Headline

Putusan MK dapat memicu deadlock constitutional.

Fokus

Pasukan Putih menyasar pasien dengan ketergantungan berat

Menata Lingkungan Sosial secara Holistis

Indriyani Astuti
20/10/2016 08:26
Menata Lingkungan Sosial secara Holistis
()

MENDAMBAKAN kota-kota (kabupaten) di Indonesia bersih dan teduh ialah sebuah keharusan yang bisa dicapai. Kini keinginan tersebut tidak saja monopoli kepala daerah yang akan merasa sukses memimpin daerahnya bila mendapat penghargaan Adipura. Lingkungan di mana pun warga negara tinggal haruslah manusiawi dan nyaman termasuk bagi siapa pun yang singgah ke sana dapat menikmati suasana tersebut.

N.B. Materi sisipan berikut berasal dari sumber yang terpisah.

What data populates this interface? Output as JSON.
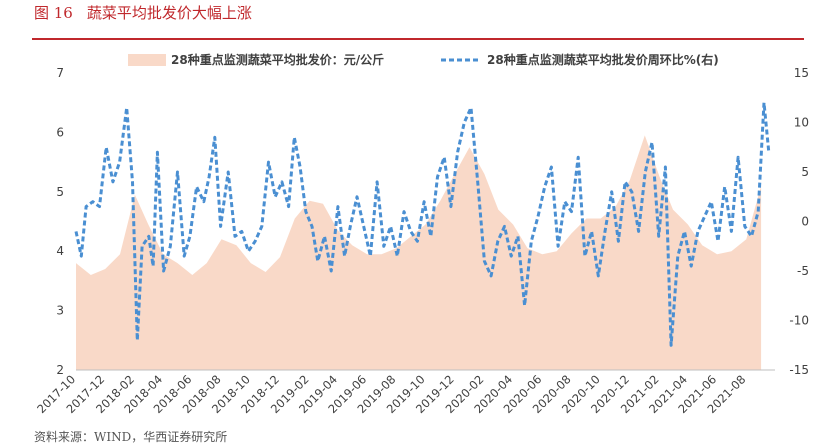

Sejak 1986, pemerintah pusat, dalam hal ini Kementerian Lingkungan Hidup dan Kehutanan (LHK), mencanangkan dan mengompetisikan penghargaan Adipura bagi kabupaten/kota di Indonesia yang dinilai berhasil mengelola lingkungan dan kebersihannya. Pada lima tahun pertama, dalam sejarahnya, program Adipura difokuskan untuk mendorong kota-kota di Indonesia menjadi 'kota bersih dan teduh'.

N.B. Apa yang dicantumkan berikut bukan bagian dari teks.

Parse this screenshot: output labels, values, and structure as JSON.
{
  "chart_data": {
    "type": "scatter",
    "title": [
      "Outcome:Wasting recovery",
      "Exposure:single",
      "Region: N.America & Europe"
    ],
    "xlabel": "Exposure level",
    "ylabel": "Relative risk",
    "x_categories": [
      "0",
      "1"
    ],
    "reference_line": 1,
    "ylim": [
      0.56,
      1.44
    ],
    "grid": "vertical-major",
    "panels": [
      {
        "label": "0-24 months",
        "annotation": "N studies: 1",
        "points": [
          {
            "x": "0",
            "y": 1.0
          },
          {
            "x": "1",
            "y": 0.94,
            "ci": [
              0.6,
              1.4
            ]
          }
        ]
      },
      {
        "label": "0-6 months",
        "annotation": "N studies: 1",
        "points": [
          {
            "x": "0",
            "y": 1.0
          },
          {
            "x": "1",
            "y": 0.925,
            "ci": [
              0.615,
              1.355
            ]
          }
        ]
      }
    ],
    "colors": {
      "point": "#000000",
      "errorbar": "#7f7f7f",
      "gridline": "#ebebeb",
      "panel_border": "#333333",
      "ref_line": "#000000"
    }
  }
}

Pengertian kota dalam penilaian Adipura bukanlah kota otonom, melainkan bisa juga bagian dari wilayah kabupaten yang memiliki karakteristik sebagai daerah perkotaan dengan batas-batas wilayah tertentu.

Kementerian LHK akan memberikan penghargaan tersebut bagi kota di Indonesia yang berhasil dalam kebersihan serta pengelolaan lingkungan perkotaan.

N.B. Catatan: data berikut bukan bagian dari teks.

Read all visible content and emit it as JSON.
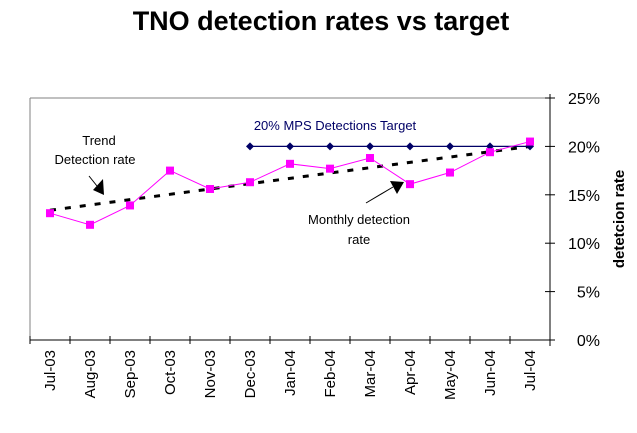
{
  "chart_data": {
    "type": "line",
    "title": "TNO detection rates vs target",
    "xlabel": "",
    "ylabel": "detetcion rate",
    "y_axis_side": "right",
    "ylim": [
      0,
      25
    ],
    "yticks": [
      0,
      5,
      10,
      15,
      20,
      25
    ],
    "ytick_labels": [
      "0%",
      "5%",
      "10%",
      "15%",
      "20%",
      "25%"
    ],
    "grid": false,
    "legend": "none",
    "categories": [
      "Jul-03",
      "Aug-03",
      "Sep-03",
      "Oct-03",
      "Nov-03",
      "Dec-03",
      "Jan-04",
      "Feb-04",
      "Mar-04",
      "Apr-04",
      "May-04",
      "Jun-04",
      "Jul-04"
    ],
    "series": [
      {
        "name": "Monthly detection rate",
        "color": "#ff00ff",
        "marker": "square",
        "values": [
          13.1,
          11.9,
          13.9,
          17.5,
          15.6,
          16.3,
          18.2,
          17.7,
          18.8,
          16.1,
          17.3,
          19.4,
          20.5
        ]
      },
      {
        "name": "20% MPS Detections Target",
        "color": "#000066",
        "marker": "diamond",
        "values": [
          null,
          null,
          null,
          null,
          null,
          20,
          20,
          20,
          20,
          20,
          20,
          20,
          20
        ]
      },
      {
        "name": "Trend Detection rate",
        "color": "#000000",
        "marker": "none",
        "style": "dashed",
        "values": [
          13.4,
          13.95,
          14.5,
          15.05,
          15.6,
          16.15,
          16.7,
          17.25,
          17.8,
          18.35,
          18.9,
          19.45,
          20.0
        ]
      }
    ],
    "annotations": [
      {
        "text_lines": [
          "Trend",
          "Detection rate"
        ],
        "points_to": "Trend Detection rate"
      },
      {
        "text_lines": [
          "20% MPS Detections Target"
        ],
        "points_to": "20% MPS Detections Target"
      },
      {
        "text_lines": [
          "Monthly detection",
          "rate"
        ],
        "points_to": "Monthly detection rate"
      }
    ]
  }
}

Dalam perkembangannya, penilaian program Adipura dilihat dari empat hal, yakni pengelolaan sampah, ruang terbuka hijau, pencemaran air, dan pencemaran udara. Pemenangnya ialah kota yang berhasil meraih total poin 74 dari empat unsur penilaian tadi.

Memasuki tahun ini, penilaian untuk penganugerahan Adipura akan lebih kompleks. Hal itu dilakukan atas pertimbangan bahwa persoalan kota tidak sebatas lingkungan tetapi juga menyangkut aspek sosial.

Menteri Lingkungan Hidup dan Kehutanan Siti Nurbaya Bakar lebih tegas menyampaikan aspek yang dinilai bagi daerah tidak hanya mengenai lingkungan, tapi juga menyangkut ekonomi, sosial, dan pemberdayaan masyarakat yang menekankan tata kelola pemerintahan daerah yang baik yang dapat mengintegrasikan aspek pembangunan berkelanjutan.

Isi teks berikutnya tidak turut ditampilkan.